Alice Wong joins SAL and The Seattle Public Library for a free community event celebrating the release of her memoir, Year of the Tiger. Wong is a disabled activist, writer, media maker, and consultant. She is the founder and director of the Disability Visibility Project, an online community dedicated to creating, sharing, and amplifying disability media and culture created in 2014.
Alice is the editor of Disability Visibility: First-Person Stories from the Twenty-First Century, an anthology of essays by disabled people and Disability Visibility: 17 First-Person Stories for Today an adapted version for young adults. Her debut memoir, Year of the Tiger: An Activist’s Life will be available on September 6, 2022, from Vintage Books.
Year of the Tiger is a groundbreaking memoir that offers a glimpse into an activist’s journey to finding and cultivating community, as well as the continued fight for disability justice. In Chinese culture, the tiger is deeply revered for its confidence, passion, ambition, and ferocity. That same fighting spirit resides in Alice Wong.
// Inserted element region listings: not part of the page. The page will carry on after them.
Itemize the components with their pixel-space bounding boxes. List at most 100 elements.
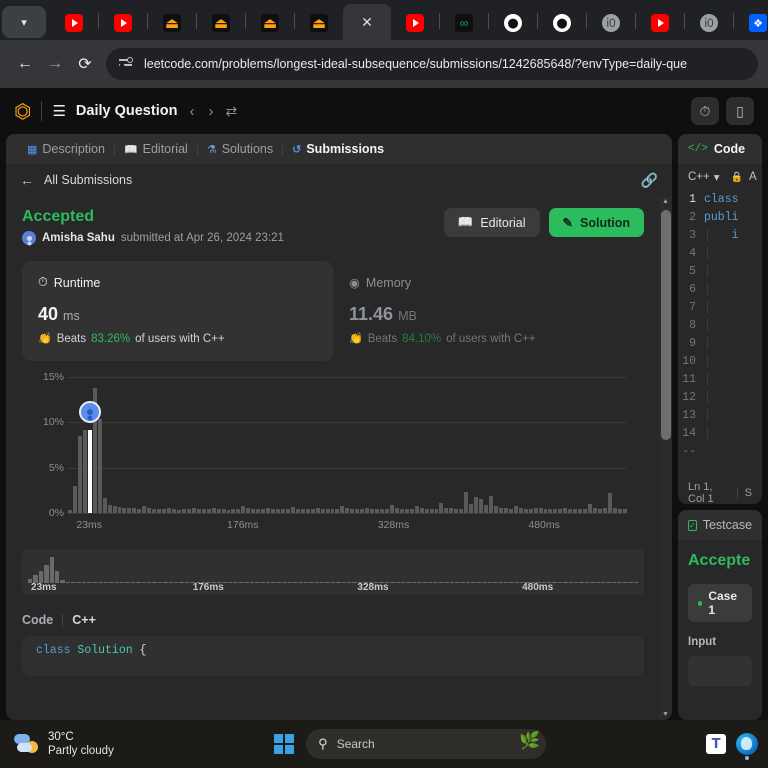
- chart-bar[interactable]: [315, 508, 320, 513]
- chart-bar[interactable]: [538, 507, 543, 513]
- chart-bar[interactable]: [271, 509, 276, 513]
- chart-bar[interactable]: [162, 509, 167, 513]
- chart-bar[interactable]: [142, 505, 147, 513]
- chart-bar[interactable]: [593, 508, 597, 513]
- chart-bar[interactable]: [310, 509, 315, 513]
- address-bar[interactable]: leetcode.com/problems/longest-ideal-subs…: [106, 48, 758, 80]
- browser-tab-2[interactable]: [99, 6, 147, 40]
- chart-bar[interactable]: [102, 497, 107, 513]
- chart-bar[interactable]: [479, 499, 484, 513]
- reload-button[interactable]: ⟳: [70, 49, 100, 79]
- chart-bar[interactable]: [474, 496, 479, 513]
- chart-bar[interactable]: [617, 509, 622, 513]
- chart-bar[interactable]: [568, 509, 573, 513]
- tab-description[interactable]: ▦ Description: [18, 142, 114, 156]
- edge-icon[interactable]: [736, 733, 758, 760]
- chart-bar[interactable]: [597, 508, 602, 513]
- chart-bar[interactable]: [261, 509, 266, 513]
- chart-bar[interactable]: [409, 509, 414, 513]
- tab-editorial[interactable]: 📖 Editorial: [115, 142, 197, 156]
- lock-icon[interactable]: 🔒: [731, 172, 743, 183]
- scroll-up-arrow[interactable]: ▲: [659, 196, 672, 207]
- chart-bar[interactable]: [201, 509, 206, 513]
- code-tab-label[interactable]: Code: [714, 142, 745, 156]
- chart-bar[interactable]: [186, 509, 191, 513]
- chart-bar[interactable]: [266, 508, 271, 513]
- chart-bar[interactable]: [335, 509, 340, 513]
- chart-bar[interactable]: [132, 508, 137, 513]
- chart-bar[interactable]: [87, 429, 92, 513]
- chart-bar[interactable]: [503, 508, 508, 513]
- avatar[interactable]: [22, 231, 36, 245]
- scrollbar-thumb[interactable]: [660, 210, 671, 440]
- chart-bar[interactable]: [216, 509, 221, 513]
- chart-bar[interactable]: [107, 504, 112, 513]
- teams-icon[interactable]: T: [706, 734, 726, 754]
- chart-bar[interactable]: [112, 506, 117, 513]
- chart-bar[interactable]: [543, 508, 548, 513]
- chart-bar[interactable]: [196, 508, 201, 513]
- chart-bar[interactable]: [276, 508, 280, 513]
- chart-bar[interactable]: [607, 493, 612, 513]
- close-icon[interactable]: ✕: [361, 14, 373, 31]
- chart-bar[interactable]: [429, 509, 434, 513]
- browser-tab-13[interactable]: [636, 6, 684, 40]
- code-editor[interactable]: 1 class 2 publi 3 │ i 4 │ 5 │ 6 │ 7 │ 8 │ 9 │ 10 │ 11 │ 12 │ 13 │…: [678, 190, 762, 482]
- browser-tab-15[interactable]: ❖: [734, 6, 768, 40]
- browser-tab-4[interactable]: ⏏: [197, 6, 245, 40]
- chart-bar[interactable]: [68, 510, 72, 513]
- browser-tab-3[interactable]: ⏏: [148, 6, 196, 40]
- chart-bar[interactable]: [489, 495, 493, 513]
- browser-tab-11[interactable]: ●: [538, 6, 586, 40]
- chart-bar[interactable]: [622, 509, 627, 513]
- browser-tab-10[interactable]: ●: [489, 6, 537, 40]
- link-icon[interactable]: 🔗: [641, 172, 658, 189]
- scroll-down-arrow[interactable]: ▼: [659, 709, 672, 720]
- site-settings-icon[interactable]: [118, 56, 134, 72]
- chart-bar[interactable]: [399, 508, 404, 513]
- chart-bar[interactable]: [469, 503, 474, 513]
- chart-bar[interactable]: [206, 509, 211, 513]
- chart-bar[interactable]: [226, 509, 231, 513]
- chart-bar[interactable]: [167, 508, 172, 513]
- chart-bar[interactable]: [236, 508, 241, 513]
- chart-bar[interactable]: [360, 509, 365, 513]
- chart-bar[interactable]: [394, 508, 399, 513]
- back-button[interactable]: ←: [10, 49, 40, 79]
- windows-start-icon[interactable]: [273, 733, 295, 755]
- solution-button[interactable]: ✎ Solution: [548, 208, 644, 237]
- tab-submissions[interactable]: ↺ Submissions: [283, 142, 393, 156]
- language-select[interactable]: C++ ▾: [688, 170, 720, 184]
- memory-card[interactable]: ◉ Memory 11.46 MB 👏 Beats 84.10% of user…: [333, 261, 644, 361]
- chart-bar[interactable]: [553, 509, 558, 513]
- chart-bar[interactable]: [176, 509, 181, 513]
- chart-bars[interactable]: [68, 377, 627, 513]
- chart-bar[interactable]: [449, 508, 454, 513]
- shuffle-icon[interactable]: ⇄: [225, 103, 237, 120]
- code-preview[interactable]: class Solution {: [22, 636, 644, 676]
- chart-bar[interactable]: [77, 435, 82, 513]
- chart-bar[interactable]: [444, 507, 449, 513]
- chart-bar[interactable]: [375, 509, 380, 513]
- chart-bar[interactable]: [612, 508, 617, 513]
- browser-tab-7[interactable]: ✕: [343, 4, 391, 40]
- chart-bar[interactable]: [513, 506, 518, 513]
- chart-bar[interactable]: [533, 508, 538, 513]
- chart-bar[interactable]: [300, 509, 305, 513]
- chart-bar[interactable]: [493, 505, 498, 513]
- panel-scrollbar[interactable]: ▲ ▼: [659, 196, 672, 720]
- chart-bar[interactable]: [152, 508, 157, 513]
- chart-bar[interactable]: [295, 508, 300, 513]
- tab-list-chevron-icon[interactable]: ▾: [2, 6, 46, 38]
- chart-bar[interactable]: [251, 508, 256, 513]
- chart-bar[interactable]: [414, 506, 419, 513]
- chart-bar[interactable]: [181, 509, 186, 513]
- chart-bar[interactable]: [370, 508, 375, 513]
- chart-bar[interactable]: [548, 509, 553, 513]
- chart-bar[interactable]: [280, 509, 285, 513]
- chart-bar[interactable]: [523, 508, 528, 513]
- chart-bar[interactable]: [484, 504, 489, 513]
- chart-bar[interactable]: [231, 509, 236, 513]
- browser-tab-9[interactable]: ∞: [440, 6, 488, 40]
- chart-bar[interactable]: [122, 507, 127, 513]
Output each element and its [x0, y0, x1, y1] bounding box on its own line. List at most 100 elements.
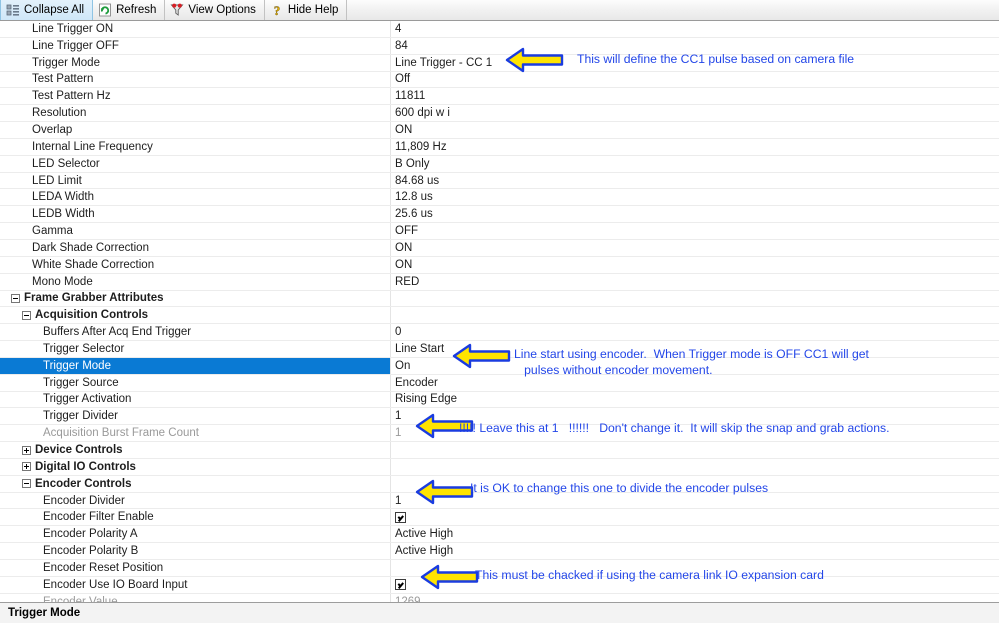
tree-row-name-cell[interactable]: Trigger Mode — [0, 357, 390, 374]
tree-row-value-cell[interactable]: ON — [390, 239, 999, 256]
tree-row-value-cell[interactable]: 600 dpi w i — [390, 105, 999, 122]
tree-row-name-cell[interactable]: Trigger Activation — [0, 392, 390, 408]
tree-row-value-cell[interactable] — [390, 458, 999, 475]
collapse-icon[interactable] — [22, 310, 31, 320]
tree-row-name-cell[interactable]: Line Trigger OFF — [0, 38, 390, 54]
tree-row-value-cell[interactable]: Line Trigger - CC 1 — [390, 54, 999, 71]
tree-row-value-cell[interactable]: 11811 — [390, 88, 999, 105]
toolbar-button-hide-help[interactable]: ? Hide Help — [265, 0, 348, 20]
tree-row-name-cell[interactable]: Device Controls — [0, 442, 390, 458]
toolbar-button-view-options[interactable]: View Options — [165, 0, 265, 20]
tree-row-value-cell[interactable]: 1 — [390, 425, 999, 442]
tree-row-name-cell[interactable]: Internal Line Frequency — [0, 139, 390, 155]
tree-row[interactable]: Encoder Polarity B Active High — [0, 543, 999, 560]
tree-row-name-cell[interactable]: Encoder Value — [0, 594, 390, 602]
tree-row-name-cell[interactable]: Dark Shade Correction — [0, 240, 390, 256]
expand-icon[interactable] — [22, 445, 31, 455]
tree-row-value-cell[interactable] — [390, 475, 999, 492]
tree-row-name-cell[interactable]: Encoder Controls — [0, 476, 390, 492]
tree-row-name-cell[interactable]: Trigger Mode — [0, 55, 390, 71]
tree-row-name-cell[interactable]: Encoder Polarity B — [0, 543, 390, 559]
checkbox-icon[interactable] — [395, 579, 406, 591]
tree-row-name-cell[interactable]: Acquisition Controls — [0, 307, 390, 323]
tree-row-value-cell[interactable] — [390, 560, 999, 576]
tree-row-name-cell[interactable]: Mono Mode — [0, 274, 390, 290]
tree-row-name-cell[interactable]: Encoder Polarity A — [0, 526, 390, 542]
tree-row-name-cell[interactable]: Encoder Use IO Board Input — [0, 577, 390, 593]
toolbar-button-refresh[interactable]: Refresh — [93, 0, 166, 20]
tree-row-value-cell[interactable]: On — [390, 357, 999, 374]
tree-row-value-cell[interactable] — [390, 442, 999, 458]
tree-row-value-cell[interactable]: 1 — [390, 408, 999, 425]
tree-row[interactable]: LEDB Width 25.6 us — [0, 206, 999, 224]
tree-row-name-cell[interactable]: Trigger Source — [0, 375, 390, 391]
collapse-icon[interactable] — [11, 293, 20, 303]
checkbox-icon[interactable] — [395, 511, 406, 523]
tree-row-value-cell[interactable]: 1269 — [390, 593, 999, 602]
tree-row[interactable]: White Shade Correction ON — [0, 256, 999, 274]
tree-row-value-cell[interactable]: ON — [390, 122, 999, 138]
tree-row-name-cell[interactable]: LEDB Width — [0, 206, 390, 222]
tree-row[interactable]: Device Controls — [0, 442, 999, 459]
tree-row-name-cell[interactable]: Trigger Selector — [0, 341, 390, 357]
tree-row[interactable]: Mono Mode RED — [0, 273, 999, 291]
tree-row-name-cell[interactable]: Test Pattern Hz — [0, 88, 390, 104]
toolbar-button-collapse-all[interactable]: Collapse All — [0, 0, 94, 20]
tree-row-name-cell[interactable]: Digital IO Controls — [0, 459, 390, 475]
tree-row[interactable]: Resolution 600 dpi w i — [0, 105, 999, 123]
tree-row[interactable]: Frame Grabber Attributes — [0, 290, 999, 308]
tree-row-name-cell[interactable]: Encoder Reset Position — [0, 560, 390, 576]
tree-row[interactable]: Encoder Reset Position — [0, 560, 999, 577]
tree-row[interactable]: Line Trigger OFF 84 — [0, 37, 999, 55]
tree-row[interactable]: Acquisition Controls — [0, 307, 999, 325]
tree-row[interactable]: Encoder Filter Enable — [0, 509, 999, 527]
tree-row-name-cell[interactable]: Line Trigger ON — [0, 21, 390, 37]
tree-row[interactable]: Line Trigger ON 4 — [0, 21, 999, 38]
tree-row-name-cell[interactable]: White Shade Correction — [0, 257, 390, 273]
tree-row-name-cell[interactable]: Gamma — [0, 223, 390, 239]
tree-row-value-cell[interactable]: 4 — [390, 21, 999, 37]
tree-row[interactable]: Overlap ON — [0, 122, 999, 139]
tree-row[interactable]: Internal Line Frequency 11,809 Hz — [0, 138, 999, 156]
tree-row[interactable]: Digital IO Controls — [0, 458, 999, 476]
tree-row[interactable]: Dark Shade Correction ON — [0, 239, 999, 257]
tree-row[interactable]: Trigger Mode On — [0, 357, 999, 375]
tree-row-value-cell[interactable]: OFF — [390, 223, 999, 239]
tree-row-name-cell[interactable]: Frame Grabber Attributes — [0, 291, 390, 307]
tree-row-value-cell[interactable]: Encoder — [390, 374, 999, 391]
tree-row-value-cell[interactable]: Active High — [390, 526, 999, 543]
tree-row[interactable]: Encoder Controls — [0, 475, 999, 493]
tree-row-name-cell[interactable]: LED Limit — [0, 173, 390, 189]
tree-row-value-cell[interactable]: 11,809 Hz — [390, 138, 999, 155]
tree-row[interactable]: Trigger Selector Line Start — [0, 341, 999, 358]
tree-row[interactable]: Buffers After Acq End Trigger 0 — [0, 324, 999, 342]
tree-row[interactable]: Acquisition Burst Frame Count 1 — [0, 425, 999, 443]
tree-row[interactable]: LED Selector B Only — [0, 155, 999, 173]
tree-row-name-cell[interactable]: LED Selector — [0, 156, 390, 172]
tree-row-value-cell[interactable]: 25.6 us — [390, 206, 999, 223]
tree-row[interactable]: Trigger Source Encoder — [0, 374, 999, 392]
tree-row-value-cell[interactable]: Line Start — [390, 341, 999, 357]
tree-row[interactable]: Encoder Polarity A Active High — [0, 526, 999, 544]
tree-row-value-cell[interactable]: 84.68 us — [390, 172, 999, 189]
tree-row-name-cell[interactable]: Buffers After Acq End Trigger — [0, 324, 390, 340]
tree-row-value-cell[interactable]: Off — [390, 71, 999, 88]
tree-row-value-cell[interactable]: 84 — [390, 37, 999, 54]
tree-row-value-cell[interactable] — [390, 307, 999, 324]
expand-icon[interactable] — [22, 462, 31, 472]
tree-row[interactable]: Trigger Activation Rising Edge — [0, 391, 999, 409]
tree-row-name-cell[interactable]: Acquisition Burst Frame Count — [0, 425, 390, 441]
tree-row[interactable]: Encoder Divider 1 — [0, 492, 999, 510]
tree-row[interactable]: Test Pattern Off — [0, 71, 999, 89]
tree-row-value-cell[interactable]: Active High — [390, 543, 999, 559]
tree-row-name-cell[interactable]: Trigger Divider — [0, 408, 390, 424]
tree-row[interactable]: LEDA Width 12.8 us — [0, 189, 999, 207]
tree-row-name-cell[interactable]: Encoder Filter Enable — [0, 509, 390, 525]
tree-row-value-cell[interactable]: 1 — [390, 492, 999, 509]
tree-row-value-cell[interactable]: RED — [390, 273, 999, 290]
tree-row[interactable]: Encoder Value 1269 — [0, 593, 999, 602]
tree-row-value-cell[interactable]: B Only — [390, 155, 999, 172]
tree-row[interactable]: Gamma OFF — [0, 223, 999, 240]
collapse-icon[interactable] — [22, 479, 31, 489]
tree-row-value-cell[interactable]: 12.8 us — [390, 189, 999, 206]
Drawing on a collection of original essays, previously published work, conversations, graphics, photos, commissioned art by disabled and Asian American artists, and more, Alice uses her unique talent to share an impressionistic scrapbook of her life as an Asian American disabled activist, community organizer, media maker, and dreamer.
From her love of food and pop culture to her unwavering commitment to dismantling systemic ableism, Alice shares her thoughts on creativity, access, power, care, the pandemic, mortality, and the future. As a self-described disabled oracle, Alice traces her origins, tells her story, and creates a space for disabled people to be in conversation with one another and the world.